Op-Ed

Tax plan makes church and state less separate

U.S. President Donald Trump greets the Little Sisters of the Poor before signing the Executive Order on Promoting Free Speech and Religious Liberty during a National Day of Prayer Event on Thursday, May 4, 2017 in the Rose Garden of the White House in Washington, D.C.
U.S. President Donald Trump greets the Little Sisters of the Poor before signing the Executive Order on Promoting Free Speech and Religious Liberty during a National Day of Prayer Event on Thursday, May 4, 2017 in the Rose Garden of the White House in Washington, D.C. TNS

Among the scams and deceptions hidden in the Republican “tax reform” bill at least one is of prime constitutional importance. The reformers, pushed by Donald Trump and led by the chairman of the House Ways and Means Committee, have a little Christmas present – one indeed clothed in holy rhetoric.

Its gist is to abolish the tax liability of moneys donated by purportedly religious persons and groups to political candidates. The target is a section of law promoted in the mid-1950s by Lyndon Johnson as majority leader of the Senate. This so-called “Johnson Amendment” is under attack from by another Texan with a radically different view of the Establishment Clause of the First Amendment, which provides that “Congress shall make no law respecting an establishment of religion.” Since it was written into the Constitution in 1791, judicial interpretation has – sometimes defensibly, sometimes not – bent its intent and spirit in unforeseen ways.

Perhaps the best way to illustrate the current Republican mischief is to think of a hypothetical example. Suppose that you live next door to the Rev. Dr. Bigot, who has $100,000 in church funds, or his own, to spend for TV advertising against your candidate for Congress. With the repeal of the Johnson Amendment, after 62 years of a defensible separation of religious purposes and civil office, Dr. Bigot’s contribution would enjoy tax exemption. Yours, lacking religious coloration, would not. Dr. Bigot has a trump card (no pun intended) – he boasts the cloth, the collar, and probably the stained-glass voice, of a religious denomination or affiliation. His political donations under the new dispensation would be tax-free. Imagine further that Dr. Bigot is a red-hot devotee of the notion that human personality begins at the moment of conception, hence that any abortion (even when prompted by rape) is a sin at any stage of pregnancy. Or perhaps he plans to donate his hundred grand to a charter school known as Christian Salvation Academy.

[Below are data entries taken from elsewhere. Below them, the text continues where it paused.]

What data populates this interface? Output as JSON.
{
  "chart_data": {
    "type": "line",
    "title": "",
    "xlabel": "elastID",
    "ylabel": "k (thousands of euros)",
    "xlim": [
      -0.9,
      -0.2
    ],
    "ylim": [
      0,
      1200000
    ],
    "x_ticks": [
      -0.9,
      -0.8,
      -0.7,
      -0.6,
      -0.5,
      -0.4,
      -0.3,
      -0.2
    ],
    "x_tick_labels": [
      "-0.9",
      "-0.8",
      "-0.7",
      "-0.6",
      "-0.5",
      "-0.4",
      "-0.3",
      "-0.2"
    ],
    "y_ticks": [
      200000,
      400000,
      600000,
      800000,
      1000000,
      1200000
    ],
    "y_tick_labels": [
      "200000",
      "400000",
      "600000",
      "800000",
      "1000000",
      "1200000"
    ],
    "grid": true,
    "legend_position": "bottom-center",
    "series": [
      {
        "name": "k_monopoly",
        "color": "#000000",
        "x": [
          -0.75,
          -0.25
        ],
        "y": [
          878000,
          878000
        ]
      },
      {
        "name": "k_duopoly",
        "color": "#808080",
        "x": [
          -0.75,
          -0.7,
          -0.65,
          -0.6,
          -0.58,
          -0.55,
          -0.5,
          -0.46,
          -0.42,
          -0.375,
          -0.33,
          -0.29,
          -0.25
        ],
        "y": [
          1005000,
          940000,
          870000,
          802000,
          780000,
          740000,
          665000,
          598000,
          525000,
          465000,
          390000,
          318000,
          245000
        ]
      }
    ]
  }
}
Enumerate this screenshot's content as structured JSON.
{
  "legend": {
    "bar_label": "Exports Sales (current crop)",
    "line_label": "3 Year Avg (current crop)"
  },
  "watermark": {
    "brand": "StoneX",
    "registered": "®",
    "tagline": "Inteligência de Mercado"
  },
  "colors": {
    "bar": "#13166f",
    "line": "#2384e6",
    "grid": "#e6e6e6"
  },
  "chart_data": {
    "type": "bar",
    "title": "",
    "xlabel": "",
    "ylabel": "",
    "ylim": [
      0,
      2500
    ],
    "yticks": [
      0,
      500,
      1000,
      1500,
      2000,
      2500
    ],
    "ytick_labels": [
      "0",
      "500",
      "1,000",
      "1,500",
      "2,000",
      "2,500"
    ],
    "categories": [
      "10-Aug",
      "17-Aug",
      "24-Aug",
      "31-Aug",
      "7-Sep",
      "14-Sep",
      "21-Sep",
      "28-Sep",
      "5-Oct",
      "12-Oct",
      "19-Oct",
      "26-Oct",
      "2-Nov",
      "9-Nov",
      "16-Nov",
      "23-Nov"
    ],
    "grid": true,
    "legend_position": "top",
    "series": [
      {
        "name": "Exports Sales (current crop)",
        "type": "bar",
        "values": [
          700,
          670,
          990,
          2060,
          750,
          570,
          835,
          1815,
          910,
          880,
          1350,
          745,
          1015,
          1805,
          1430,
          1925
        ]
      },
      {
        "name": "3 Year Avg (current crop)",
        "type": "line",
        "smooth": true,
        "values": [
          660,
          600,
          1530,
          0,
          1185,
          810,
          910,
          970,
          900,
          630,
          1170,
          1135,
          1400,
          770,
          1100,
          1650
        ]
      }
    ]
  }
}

Patently discriminatory? Obviously. Yet this could be the predictable result – certainly the primary intent – of the proposed GOP fiddling with the Internal Revenue Code. Dr. Bigot adds insult to injury by defending his holy purpose with whiny sanctimony. What you view as a sectarian favor in the tax code he insists is a mere exercise of his religious liberty. His “charities,” when transparently political, should not be taxed. The First Amendment, he claims, affords him a right to finance his bigotry with your money.

His plea is typical of a lingering superstition about the Establishment Clause, so far forbidden by the Johnson Amendment, which Trump promised to “totally destroy.” If the GOP, with its majorities, manage to shout it into law your recourse may be to a federal bench now being busily packed with Trumpite judges; so best of luck!

But is Dr. Bigot right about the First Amendment? No, he is not; he is appealing to a historical fiction. Among the twists and turns in church-state relations since 1791 is the idea that the first clause of the First Amendment merely bans established churches. In fact, the “establishment” of religion as to which Congress was originally to make “no law” is a broad category. including any scheme of official subsidy of sectarian causes and institutions. As Justice Black used to say, “no law means no law,” but you can forget that.

How do we know the foregoing facts about the Establishment Clause? We know because it originated, along with Thomas Jefferson’s great Virginia Statute for Religious Freedom, in his collaboration with James Madison. Madison noticed that some earnest Virginia Baptists were being jailed, even in chains, for refusing to pay tax assessments in support of educational establishments offensive to their beliefs – indeed, regarded in some instances as blasphemous.

The hypothetical situation imagined above would be an explicit violation of the Establishment Clause as Madison and Jefferson conceived it and as Madison wrote it. That violation would be licensed by the tampering Republican tax-writers now contemplate. Their contemplated measure would bootleg into tax law the untaxed subsidy of religious purposes our third and fourth presidents sought to prevent. Its appeal is constitutional nonsense. But when was that ever a bar to Donald Trump’s purposes?

Contributing columnist Edwin M. Yoder Jr. of Chapel Hill is a former editor and columnist in Washington.